Morning Preview Links

Earnings of Note
Company/Estimate
  • (TDW)/1.04
  • (SPLS)/.27
  • (SHLD)/.14
  • (WSM)/.12
  • (DLTR)/.84
  • (GME)/.47
  • (CSC)/1.46
  • (INTU)/1.82
  • (ARO)/.46
  • (DELL)/.27
  • (CRM)/.13
  • (FL)/.27
  • (GPS)/.43
Economic Releases
8:30 am EST
  • Initial Jobless Claims for last week are estimated to fall to 440K versus 444K the prior week.
  • Continuing Claims are estimated to fall to 4605K versus 4627K prior.
10:00 am EST
  • Philly Fed for May is estimated to rise +.2% versus a +1.4% gain in April.

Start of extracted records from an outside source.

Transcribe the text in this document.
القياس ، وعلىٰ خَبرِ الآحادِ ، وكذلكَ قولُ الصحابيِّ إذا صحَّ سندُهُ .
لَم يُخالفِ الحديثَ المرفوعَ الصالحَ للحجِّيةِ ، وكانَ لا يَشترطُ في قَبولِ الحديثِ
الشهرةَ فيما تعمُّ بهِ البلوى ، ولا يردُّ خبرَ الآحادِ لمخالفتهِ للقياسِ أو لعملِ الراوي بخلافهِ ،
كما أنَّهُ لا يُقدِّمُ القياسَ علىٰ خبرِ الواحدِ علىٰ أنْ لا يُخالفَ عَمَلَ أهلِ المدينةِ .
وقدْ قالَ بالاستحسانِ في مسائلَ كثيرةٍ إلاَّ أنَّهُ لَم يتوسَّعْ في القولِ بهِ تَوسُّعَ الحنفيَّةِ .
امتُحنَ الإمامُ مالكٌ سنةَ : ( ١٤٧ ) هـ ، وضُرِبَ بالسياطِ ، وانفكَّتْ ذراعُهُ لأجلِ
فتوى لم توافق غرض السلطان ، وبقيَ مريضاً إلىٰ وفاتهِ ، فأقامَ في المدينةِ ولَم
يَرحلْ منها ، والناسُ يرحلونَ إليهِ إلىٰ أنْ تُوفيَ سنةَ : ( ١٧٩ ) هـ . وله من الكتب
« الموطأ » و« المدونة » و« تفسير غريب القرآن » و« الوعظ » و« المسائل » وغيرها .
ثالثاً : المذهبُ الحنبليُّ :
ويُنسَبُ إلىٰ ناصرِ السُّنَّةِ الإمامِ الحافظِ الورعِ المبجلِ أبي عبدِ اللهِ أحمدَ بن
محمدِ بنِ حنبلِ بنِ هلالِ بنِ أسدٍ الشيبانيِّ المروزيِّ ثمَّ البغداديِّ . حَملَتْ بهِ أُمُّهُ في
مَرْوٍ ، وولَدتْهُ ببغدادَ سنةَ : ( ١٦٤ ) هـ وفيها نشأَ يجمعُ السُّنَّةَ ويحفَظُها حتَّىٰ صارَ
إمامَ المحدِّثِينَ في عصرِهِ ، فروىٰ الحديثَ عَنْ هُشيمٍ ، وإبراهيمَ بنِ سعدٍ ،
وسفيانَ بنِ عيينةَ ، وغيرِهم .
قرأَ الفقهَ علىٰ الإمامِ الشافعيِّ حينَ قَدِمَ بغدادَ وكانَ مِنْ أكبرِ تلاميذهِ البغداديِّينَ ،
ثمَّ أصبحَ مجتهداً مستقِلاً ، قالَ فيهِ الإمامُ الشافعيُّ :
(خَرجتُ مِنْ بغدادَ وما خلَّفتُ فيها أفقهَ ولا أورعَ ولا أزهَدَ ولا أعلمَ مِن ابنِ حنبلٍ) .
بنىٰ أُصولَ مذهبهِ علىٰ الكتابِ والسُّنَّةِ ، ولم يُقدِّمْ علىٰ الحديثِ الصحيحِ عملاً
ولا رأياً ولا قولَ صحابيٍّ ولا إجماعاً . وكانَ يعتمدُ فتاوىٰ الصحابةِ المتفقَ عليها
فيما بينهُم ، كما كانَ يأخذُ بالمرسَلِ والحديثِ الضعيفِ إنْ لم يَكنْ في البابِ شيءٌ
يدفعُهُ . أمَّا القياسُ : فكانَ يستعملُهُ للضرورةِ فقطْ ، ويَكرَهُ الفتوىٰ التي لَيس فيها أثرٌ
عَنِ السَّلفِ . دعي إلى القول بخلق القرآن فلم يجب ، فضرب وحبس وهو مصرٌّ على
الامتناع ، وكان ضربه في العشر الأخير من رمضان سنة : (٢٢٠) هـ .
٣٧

  • Leading Indicators for April are estimated to rise +.2% versus a +1.4% increase in March.
Upcoming Splits
  • None of note
Other Potential Market Movers
  • The BMO Capital Ag/Protein/Fertilizer Conference, Robert Baird Growth Stock Conference, (GG) investor day, (BA) investor conference, TRV investor conference could also impact trading today.
BOTTOM LINE: Asian indices are lower, weighed down by automaker and technology shares in the region. I expect US stocks to open modestly lower and to rally into the afternoon, finishing mixed. The Portfolio is 75% net long heading into the day.